Check out the videos below for more information and the Upcoming Projects page to find our upcoming work-in-progress showings as well as performance dates as they are announced.
Tocka second working draft performed as Kenwyn’s Senior Thesis at Rowan University 12.14.19 at 7pm (HD video coming soon)
Past collaborators:
Aidan Hadley (pilot+projects gallery; Rowan University)
Gina Williams (pilot+projects gallery; Rowan University)
Faith Lynn Diccion (Rowan University)
Dana Capanna (pilot+projects gallery)
Explorations of a Clown…
Quarantine sucks. Clowns could make it fun?
“Explorations of a Clown in Quarantine” is an IGTV series conceived by Aidan Hadley through a film photography project.

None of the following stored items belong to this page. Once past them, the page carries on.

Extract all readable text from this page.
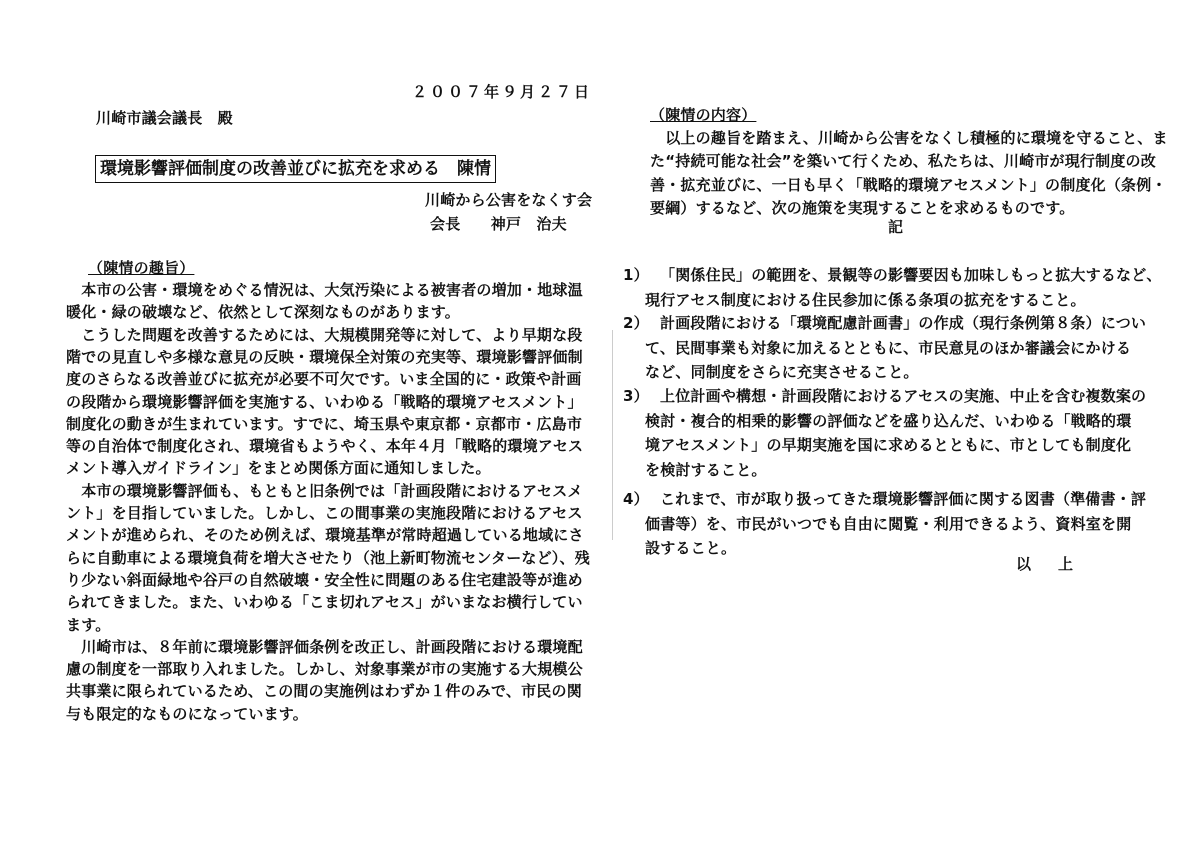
２００７年９月２７日
川崎市議会議長　殿
環境影響評価制度の改善並びに拡充を求める　陳情
川崎から公害をなくす会
会長　　神戸　治夫
（陳情の趣旨）
　本市の公害・環境をめぐる情況は、大気汚染による被害者の増加・地球温
暖化・緑の破壊など、依然として深刻なものがあります。
　こうした問題を改善するためには、大規模開発等に対して、より早期な段
階での見直しや多様な意見の反映・環境保全対策の充実等、環境影響評価制
度のさらなる改善並びに拡充が必要不可欠です。いま全国的に・政策や計画
の段階から環境影響評価を実施する、いわゆる「戦略的環境アセスメント」
制度化の動きが生まれています。すでに、埼玉県や東京都・京都市・広島市
等の自治体で制度化され、環境省もようやく、本年４月「戦略的環境アセス
メント導入ガイドライン」をまとめ関係方面に通知しました。
　本市の環境影響評価も、もともと旧条例では「計画段階におけるアセスメ
ント」を目指していました。しかし、この間事業の実施段階におけるアセス
メントが進められ、そのため例えば、環境基準が常時超過している地域にさ
らに自動車による環境負荷を増大させたり（池上新町物流センターなど）、残
り少ない斜面緑地や谷戸の自然破壊・安全性に問題のある住宅建設等が進め
られてきました。また、いわゆる「こま切れアセス」がいまなお横行してい
ます。
　川崎市は、８年前に環境影響評価条例を改正し、計画段階における環境配
慮の制度を一部取り入れました。しかし、対象事業が市の実施する大規模公
共事業に限られているため、この間の実施例はわずか１件のみで、市民の関
与も限定的なものになっています。
（陳情の内容）
　以上の趣旨を踏まえ、川崎から公害をなくし積極的に環境を守ること、ま
た“持続可能な社会”を築いて行くため、私たちは、川崎市が現行制度の改
善・拡充並びに、一日も早く「戦略的環境アセスメント」の制度化（条例・
要綱）するなど、次の施策を実現することを求めるものです。
記
1） 「関係住民」の範囲を、景観等の影響要因も加味しもっと拡大するなど、
現行アセス制度における住民参加に係る条項の拡充をすること。
2） 計画段階における「環境配慮計画書」の作成（現行条例第８条）につい
て、民間事業も対象に加えるとともに、市民意見のほか審議会にかける
など、同制度をさらに充実させること。
3） 上位計画や構想・計画段階におけるアセスの実施、中止を含む複数案の
検討・複合的相乗的影響の評価などを盛り込んだ、いわゆる「戦略的環
境アセスメント」の早期実施を国に求めるとともに、市としても制度化
を検討すること。
4） これまで、市が取り扱ってきた環境影響評価に関する図書（準備書・評
価書等）を、市民がいつでも自由に閲覧・利用できるよう、資料室を開
設すること。
以　上
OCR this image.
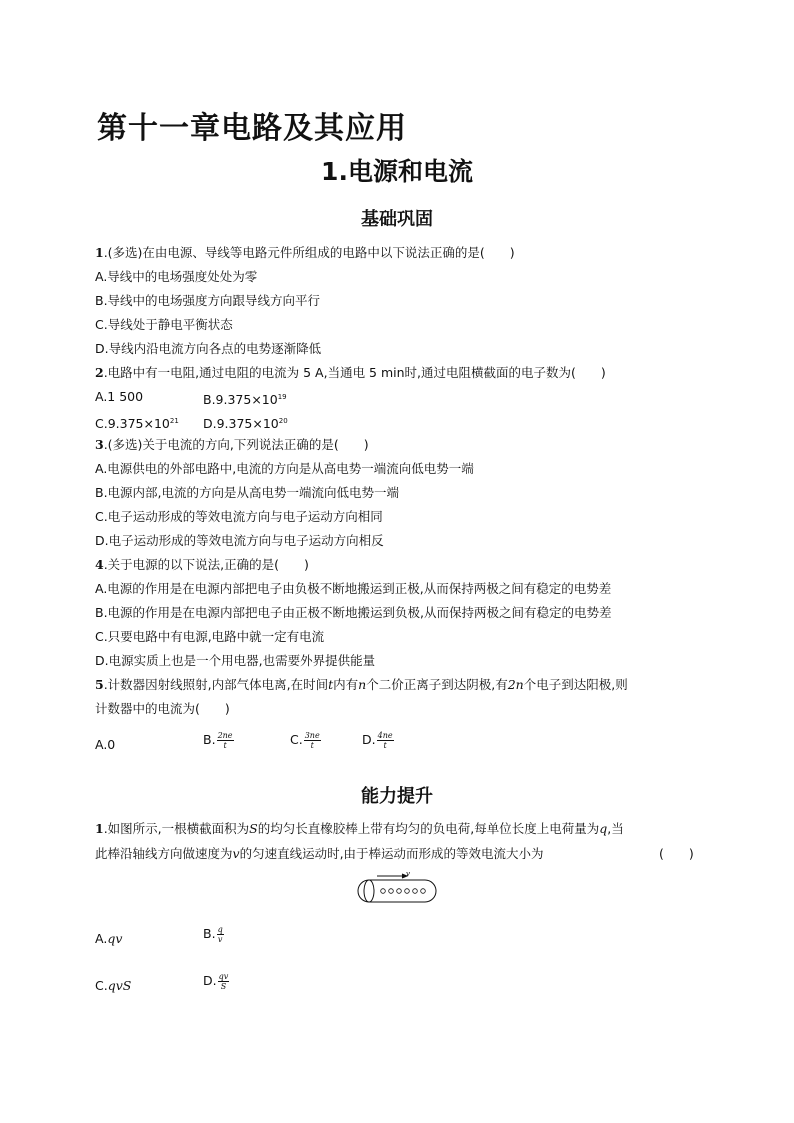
第十一章电路及其应用
1.电源和电流
基础巩固
1.(多选)在由电源、导线等电路元件所组成的电路中以下说法正确的是(　　)
A.导线中的电场强度处处为零
B.导线中的电场强度方向跟导线方向平行
C.导线处于静电平衡状态
D.导线内沿电流方向各点的电势逐渐降低
2.电路中有一电阻,通过电阻的电流为 5 A,当通电 5 min时,通过电阻横截面的电子数为(　　)
A.1 500	$B.9.375\times 10^{19}$
$C.9.375\times 10^{21}$ $D.9.375\times 10^{20}$
3.(多选)关于电流的方向,下列说法正确的是(　　)
A.电源供电的外部电路中,电流的方向是从高电势一端流向低电势一端
B.电源内部,电流的方向是从高电势一端流向低电势一端
C.电子运动形成的等效电流方向与电子运动方向相同
D.电子运动形成的等效电流方向与电子运动方向相反
4.关于电源的以下说法,正确的是(　　)
A.电源的作用是在电源内部把电子由负极不断地搬运到正极,从而保持两极之间有稳定的电势差
B.电源的作用是在电源内部把电子由正极不断地搬运到负极,从而保持两极之间有稳定的电势差
C.只要电路中有电源,电路中就一定有电流
D.电源实质上也是一个用电器,也需要外界提供能量
5.计数器因射线照射,内部气体电离,在时间t内有n个二价正离子到达阴极,有2n个电子到达阳极,则
计数器中的电流为(　　)
A.0	B. $\frac{2ne}{t}$	C. $\frac{3ne}{t}$	D. $\frac{4ne}{t}$
能力提升
1.如图所示,一根横截面积为S的均匀长直橡胶棒上带有均匀的负电荷,每单位长度上电荷量为q,当
此棒沿轴线方向做速度为v的匀速直线运动时,由于棒运动而形成的等效电流大小为	(　　)
v
A.qv	B. $\frac{q}{v}$
C.qvS	D. $\frac{qv}{S}$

As a clown experiences cycles of death and rebirth, we face our own fears and uncertainties about death and what comes next. This pandemic and social justice crisis have ended countless lives a day, and for many, this has been a source of outrage and heartbreak or has desensitized them to death. The truth is, we will all die, but with that inevitable truth comes the uncertainty of what lies ahead…
With this piece, myself and my collaborators hope to answer questions for ourselves and raise questions for the audience regarding how we view death and the afterlife and attempt to reconcile with our un-knowing.
Check out the IG below for more information.
VISIBILITYtalks
As an artist and media maker with chronic illnesses and chronic pain, I want to center the stories of my community who experience chronic pain and disabilities while actively working across the live arts in dance and performance. I produced, in collaboration with the showcased artists, a monthly video piece highlighting an artist working across disability and performance in the Philadelphia area. These videos were shot, produced, edited, and fully controlled by myself and the artists at varying degrees, with thINKingDANCE, an online journal dedicated to Philadelphia-based performing arts with whom I have a working relationship, allowing me to use their social media and website to host the project, an online equivalent to a theatre or performance space an artist uses for showings or productions.
This project has received a Leeway Foundation Art & Change Grant for $2,500.